In a house she was a timid indoors cat, only going out in very nice weather, doing what she wanted to do and coming straight back in. In the motorhome she found a new lease of life. Although happy using the litter tray she decided it was more fun going out exploring. She acted as though she'd become a kitten again. So we got the passport. That was last September. She's now been with us through 12 sites, through France, to southern Spain and back to the North East of Spain and has been out, on her own on every site. She loves travelling, moving freely through the motorhome. She once got a little confused when we changed pitches in the uk, she went back to the old pitch, otherwise always finds her way home, I do worry the first time she jumps out the window, but as I say always knows where to come back, and seeing the pleasure it gives her would not want to deny her of her freedom. She is still timid of other people so I am sure only goes into bushes and tree areas, especially as in old age she's discovered she's a mouser.


----------



## Grizzly (May 9, 2005)

I'm only an ex-cat owner but I did see an excellent idea in action in a van near us in Saltzburg.
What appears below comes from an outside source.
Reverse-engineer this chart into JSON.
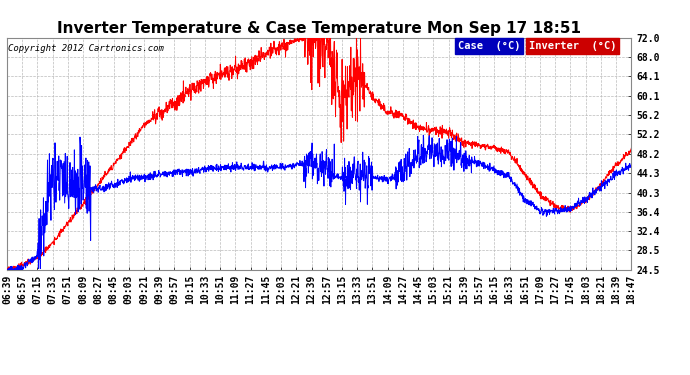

The cat had a collar with about 2 metres of soft cord attched. There was a tennis ball sized ball ( one of those plastic open basket types) tied firmly to the end of the cord.

Thw owner let the cat loose but followed it at a distance. The cat was able to explore and enjoy itself but, if it attempted to run off too far the ball would soon get entangled in any bushes or a fence and the owner could follow at leisure and catch up with it.

Apparently it worked very well indeed and they had taken the cat with them all over the place.

G


----------



## mygalnme (Jul 12, 2009)

Thanks for useful posts above. Realised I had put on as Crazyhead,after had pressed thanks button, now mygalnme


----------